思えば、次にオクタヴィアンと会うのは既に彼がゾフィーと恋に落ちた後である。
そこら辺を暗示させる、実に心憎い台本である。
第2幕の前に個人的な意見。
夫人はリリコの役どころであるが、リリコ・スピントがやる場合も多い。しかしやはりリリコでなくてはこの高貴さや哀切は出てこないだろう。
個人的にはヤノヴィッツの映像や、音質のいい録音が発見されて欲しい。
フィガロの伯爵夫人をあれほどユーモラスかつ高貴に演じたのだから、映像やいい録音が無いということは人類の損失だ(オーバーと言われるかもしれないが、以前触れた「オペラ名作名演全集」に「最盛期の彼女の録音が残らなかったのは、本人のみならず残念なことだ」とある)

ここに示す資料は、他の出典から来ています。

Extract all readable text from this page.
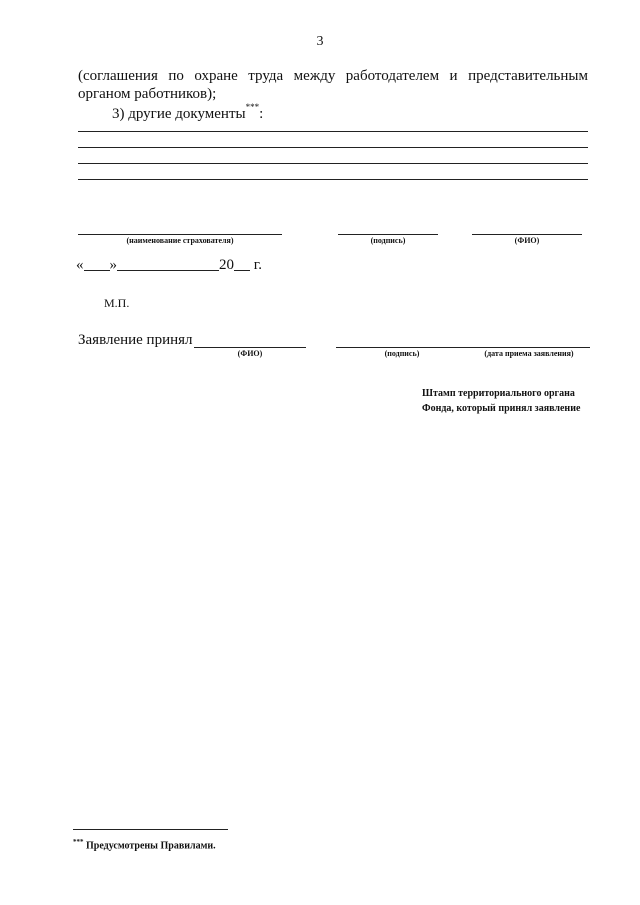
3
(соглашения по охране труда между работодателем и представительным
органом работников);
3) другие документы***:
(наименование страхователя)	(подпись)	(ФИО)
« »	20 г.
М.П.
Заявление принял
(ФИО)	(подпись)	(дата приема заявления)
Штамп территориального органа
Фонда, который принял заявление
*** Предусмотрены Правилами.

オクタヴィアンはメゾだが、歌手のキャラクターがオクタヴィアン向けだと判断された場合はソプラノが歌う場合もある、が、やはりメゾに歌って欲しい。
女性が男性の役を演じるのだから、完璧に男性に見えるはずも無いが、そこはかとなく男性の色気を(無理やりに作っているのではなく)自然にもっている歌手がベストである。(声も含めて)
その点ファスベンダーは(宝塚的かも知れないが)やはり次元が違うオクタヴィアンだった。
男爵は演技とテクニックどちらをとるかで歌手もわかれるところだ。
いくらうまくても(過ぎてはいけないが)下卑た俗っぽさがユーモラスに出ないと意味が無い。

第2幕
数日後、にわか貴族のファニナル家は「ばらの騎士」迎える名誉に浮き足立っている。
(ちなにみにわか貴族といいながら爵位が明記されていない。男爵との応対で男爵よりは下のように見えるが、男爵は爵位の中では最下位のはずだ。そこらへんどうなってるんだろう)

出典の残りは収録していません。